Die Frage daher, wohin geht man am Besten?
Beim Leuchtturm um die Kurve zwischen den Steinbuhnen? Kommt man dort auf genug Tiefe?
Dienstag soll es losgehen, vielleicht hat noch jemand einen Tipp, damit es nach über 1 Stunde Anfahrt nicht mit Schneider endet.


----------



## degl (7. November 2011)

*AW: Dorsch in Bülk ?*



watzki schrieb:


> Die Mole wird mit großer Sicherheit noch gesperrt sein und es wohl auch bleiben.
> Die Frage daher, wohin geht man am Besten?
> Beim Leuchtturm um die Kurve zwischen den Steinbuhnen? Kommt man dort auf genug Tiefe?
> Dienstag soll es losgehen, vielleicht hat noch jemand einen Tipp, damit es nach über 1 Stunde Anfahrt nicht mit Schneider endet.

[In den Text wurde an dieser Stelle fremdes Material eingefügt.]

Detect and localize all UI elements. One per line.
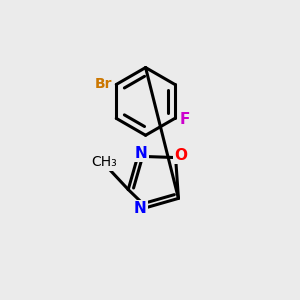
- Text: N: N: [134, 201, 147, 216]
- Text: CH₃: CH₃: [91, 155, 117, 169]
- Text: N: N: [134, 201, 147, 216]
- Text: O: O: [174, 148, 188, 163]
- Text: CH₃: CH₃: [91, 155, 117, 169]
- Text: Br: Br: [94, 77, 112, 91]
- Text: O: O: [174, 148, 188, 163]
- Text: F: F: [180, 112, 190, 127]
- Text: N: N: [135, 146, 148, 161]
- Text: F: F: [180, 112, 190, 127]
- Text: Br: Br: [94, 77, 112, 91]
- Text: N: N: [135, 146, 148, 161]
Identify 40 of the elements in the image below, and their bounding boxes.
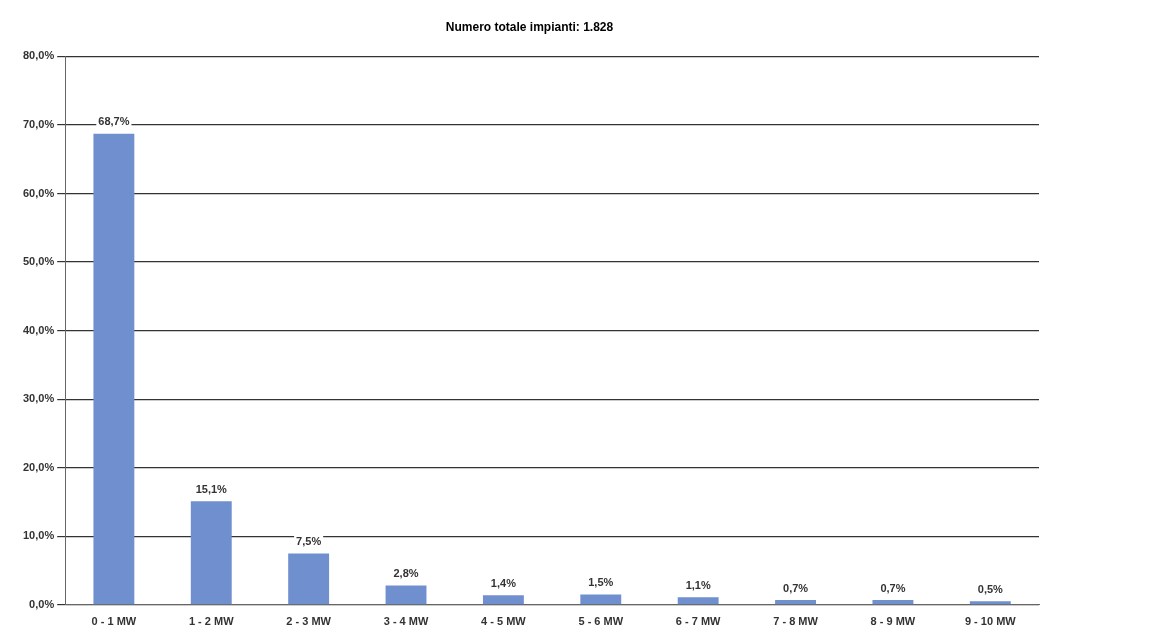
bar xyxy=(93,133,135,605)
x-tick-label: 4 - 5 MW xyxy=(481,615,527,628)
bar xyxy=(385,585,427,605)
x-tick-label: 9 - 10 MW xyxy=(964,615,1017,628)
y-tick-label: 40,0% xyxy=(22,323,55,336)
y-tick-label: 80,0% xyxy=(22,49,55,62)
x-tick-label: 1 - 2 MW xyxy=(188,615,235,628)
x-tick-label: 0 - 1 MW xyxy=(91,615,137,628)
y-tick-label: 60,0% xyxy=(22,186,55,199)
data-label: 1,5% xyxy=(588,576,614,589)
y-tick-label: 10,0% xyxy=(22,529,55,542)
data-label: 0,5% xyxy=(977,582,1004,595)
data-label: 2,8% xyxy=(393,567,419,580)
data-label: 15,1% xyxy=(195,482,228,495)
y-tick-label: 0,0% xyxy=(29,597,55,610)
x-tick-label: 2 - 3 MW xyxy=(286,615,332,628)
y-tick-label: 70,0% xyxy=(22,117,55,130)
data-label: 0,7% xyxy=(880,581,906,594)
x-tick-label: 8 - 9 MW xyxy=(870,615,916,628)
x-tick-label: 5 - 6 MW xyxy=(578,615,624,628)
y-tick-label: 50,0% xyxy=(22,255,55,268)
x-tick-label: 6 - 7 MW xyxy=(675,615,722,628)
bar xyxy=(677,597,719,605)
bar xyxy=(775,600,816,605)
y-tick-label: 30,0% xyxy=(22,392,55,405)
bar xyxy=(482,595,524,605)
data-label: 0,7% xyxy=(783,581,809,594)
x-tick-label: 7 - 8 MW xyxy=(773,615,819,628)
bar xyxy=(288,553,330,605)
chart-title: Numero totale impianti: 1.828 xyxy=(445,19,614,34)
bar xyxy=(190,501,232,605)
data-label: 68,7% xyxy=(98,115,130,128)
data-label: 1,4% xyxy=(490,576,517,589)
bar xyxy=(872,600,914,605)
data-label: 1,1% xyxy=(685,578,711,591)
bar xyxy=(580,594,622,605)
bar xyxy=(969,601,1011,605)
data-label: 7,5% xyxy=(296,534,322,547)
x-tick-label: 3 - 4 MW xyxy=(383,615,429,628)
y-tick-label: 20,0% xyxy=(22,460,55,473)
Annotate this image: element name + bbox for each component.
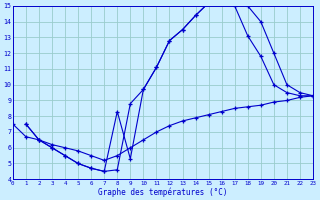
X-axis label: Graphe des températures (°C): Graphe des températures (°C) bbox=[98, 187, 228, 197]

Vor diesem "Erlebniss" kann dich derzeit keiner bewahren.

Allerdings soll lt. Windfinder der Wind aus Ost kommen und dann kann es dort zu "vermehrten Fängen" kommen.....nur Mut#6

gruß degl

P,s, etwas um den Leuchtturm herum und zwischen den Buhnen
Die Mole ist gesperrt und ich wurde im letzten Herbst von den "Ordnungshütern" des Platzes verwiesen|gr:


----------



## watzki (9. November 2011)

*AW: Dorsch in Bülk ?*

Na, das war ja was Gestern. 
Erst hat gar nichts gebissen, noch nichtmal Krabben haben die Wattwürmer abgeknabbert. Als es dann dunkel war bissen nur Minidorsche. :-(

Gruß
Sebastian


----------



## riecken (9. November 2011)

*AW: Dorsch in Bülk ?*

Schneider bist du nicht  das wolltest du ja und freuen können wir uns alle über kleine dorsche die werden bald groß den bringen noch mehr kleine die auch groß werden und die werden groß und bringen noch mehr kleine die auch groß werden und die werden groß und bringen noch mehr kleine die auch groß werden und die werden groß und bringen noch mehr kleine die auch groß werden und die werden groß und bringen noch mehr kleine die auch groß werden und die werden groß und bringen noch mehr kleine die auch groß werden und die werden groß und bringen noch mehr kleine die auch groß werden und die werden groß und bringen noch mehr kleine die auch groß werden............... :m


----------